Bölgedeki gelişmeler, aynı zamanda Rusya, ABD ve İran’ın konumlarını da yeniden tanımlamaktadır. Moskova, uzun yıllar boyunca Güney Kafkasya’da güvenlik denkleminde merkezi bir rol üstlenmiş, hem Azerbaycan hem de Ermenistan üzerinde nüfuz kurabilmiştir. Ancak Ukrayna savaşıyla birlikte Rusya’nın bölgedeki etkinliği ciddi biçimde zayıflamış, Moskova artık daha çok gözlemci bir pozisyona itilmiştir. Yine de askeri varlığı ve enerji hatları üzerindeki etkisi sayesinde tamamen devre dışı kaldığını söylemek doğru olmaz. ABD ise daha çok stratejik çıkarları üzerinden hareket ederek, enerji güvenliğini sağlamak ve Rusya ile İran’ın etkisini sınırlamak istemektedir. Washington için Kafkasya; Karadeniz ve Orta Doğu politikalarıyla bağlantılı bir jeopolitik alan niteliği taşımaktadır. Bu nedenle ABD’nin bölgedeki varlığı dolaylı olsa da diplomatik açıdan önemlidir. İran açısından ise Zengezur koridoru ciddi bir risk barındırmaktadır. Çünkü bugüne kadar Azerbaycan ile Türkiye arasındaki kara bağlantısının olmaması, Tahran’a önemli bir transit avantaj sağlamıştı. İmzalanan barış anlaşmasıyla yeni güzergâhların açılması bu avantajı dezavantaja dönüştürmüş ve İran’ın bölgesel konumunu zayıflatmıştır. Bu durum, İran’ın hem ekonomik çıkarlarını hem de güvenlik kaygılarını doğrudan etkilemektedir.
Bütün bu tablo, Kafkasya’nın küresel siyasette neden hâlâ kritik bir öneme sahip olduğunu bir kez daha göstermektedir. Küçük gibi görünen sınır düzenlemeleri ya da ulaşım projeleri, aslında çok daha geniş ölçekli jeopolitik hesapların parçası haline gelmektedir. Azerbaycan-Ermenistan barışı ve Zengezur koridoru, bu anlamda yalnızca iki ülke arasında bir uzlaşma değil, aynı zamanda bölgesel güç dengelerini yeniden şekillendiren bir gelişme olarak görülmelidir. Türkiye’nin artan etkisi, Rusya’nın zayıflayan konumu, ABD’nin stratejik çıkarları ve İran’ın kaygıları, bu yeni düzenin temel parametrelerini oluşturmaktadır.

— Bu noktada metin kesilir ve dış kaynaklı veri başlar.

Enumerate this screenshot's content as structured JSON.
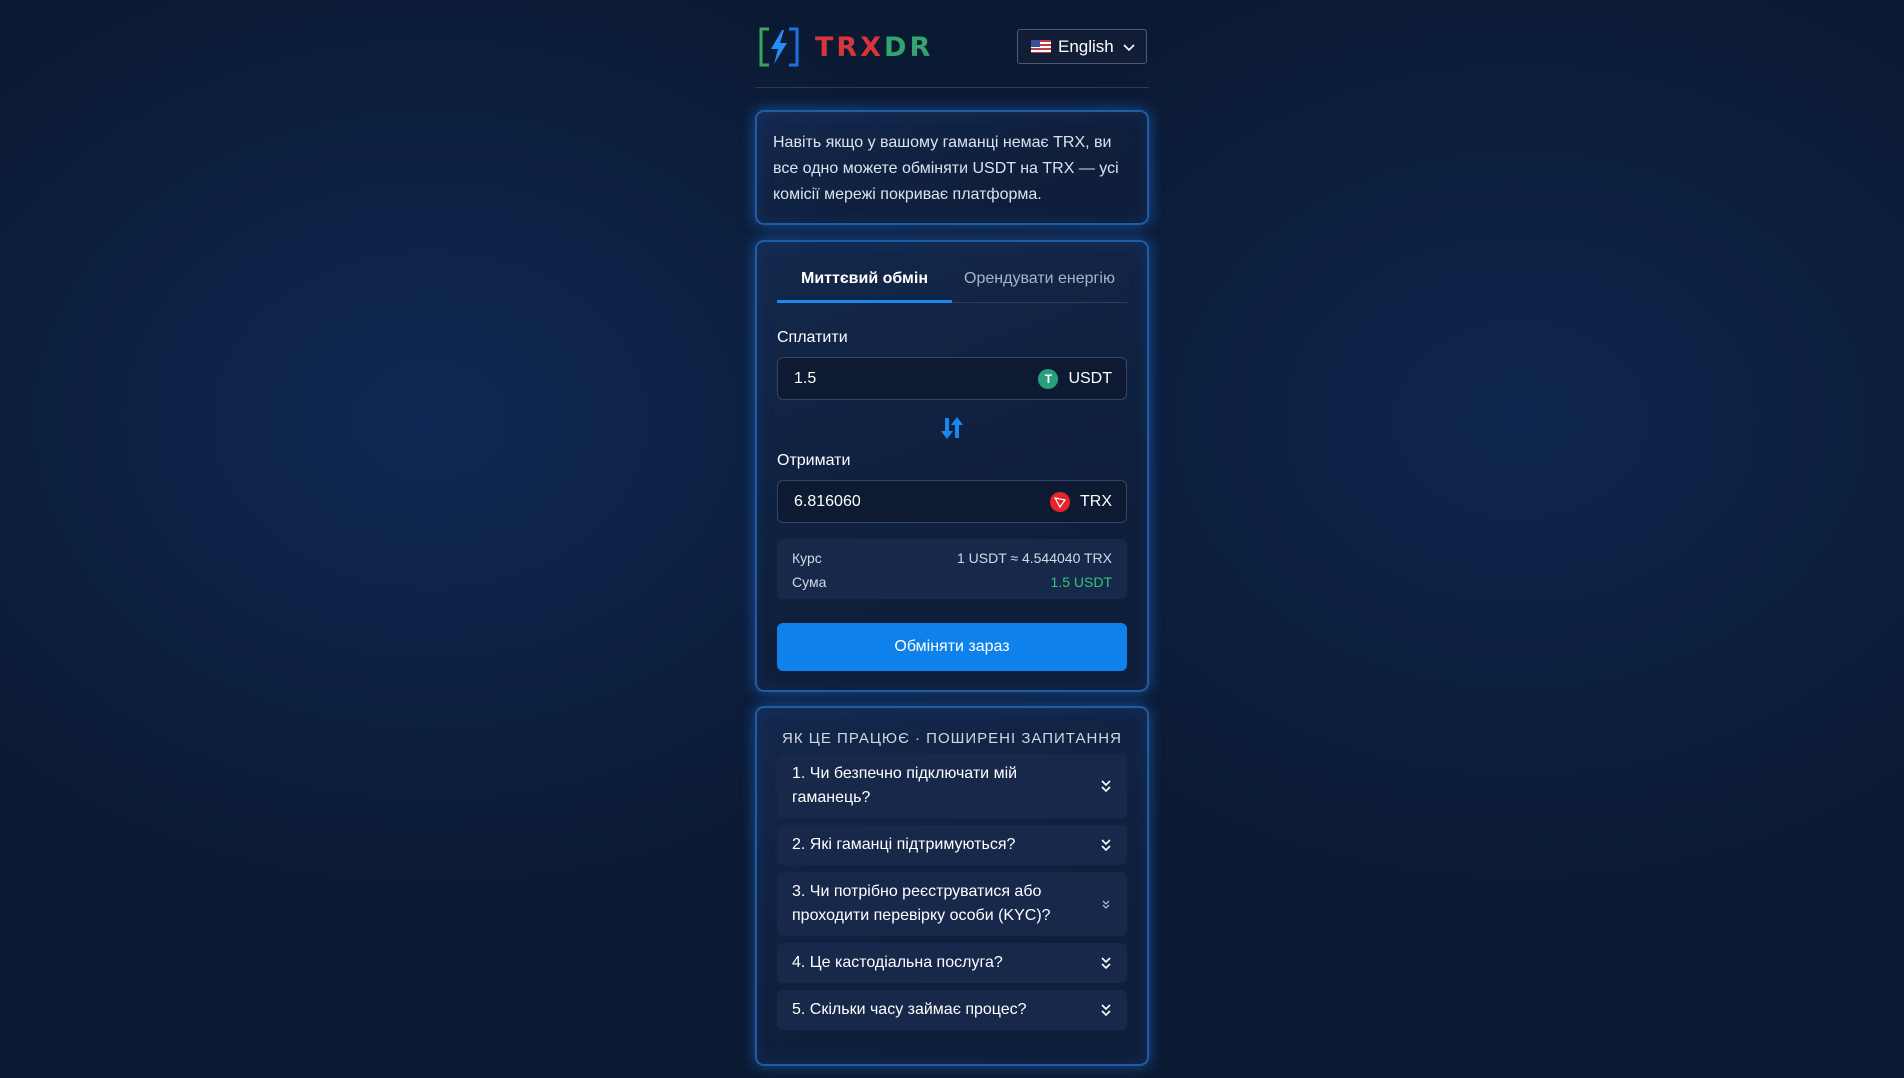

Sonuç olarak, Güney Kafkasya’da yeni bir dönemin kapıları aralanmaktadır. Azerbaycan’ın diplomatik kazanımlarını ekonomik kalkınmaya dönüştürmesi, Ermenistan’ın iç istikrarını koruyarak dışa açılması, Türkiye’nin stratejik hedeflerini bu süreçle bütünleştirmesi barışın sürdürülebilirliği açısından hayati önemdedir. Rusya, ABD ve İran’ın tavırları ise bu sürecin geleceğini belirleyecek ek faktörler olmaya devam edecektir. Kalıcı bir barış ve işbirliği ortamı, ancak bu çıkarların dengelenebilmesi halinde mümkün olabilir. Aksi halde Kafkasya, tarih boyunca olduğu gibi yeniden rekabet ve çatışmaların merkezi haline gelebilir. Dolayısıyla barış anlaşmasının geleceği, yalnızca imzalanan metinlere değil, tarafların uzun vadeli vizyonuna ve bölgesel aktörlerin işbirliği iradesine bağlı olacaktır.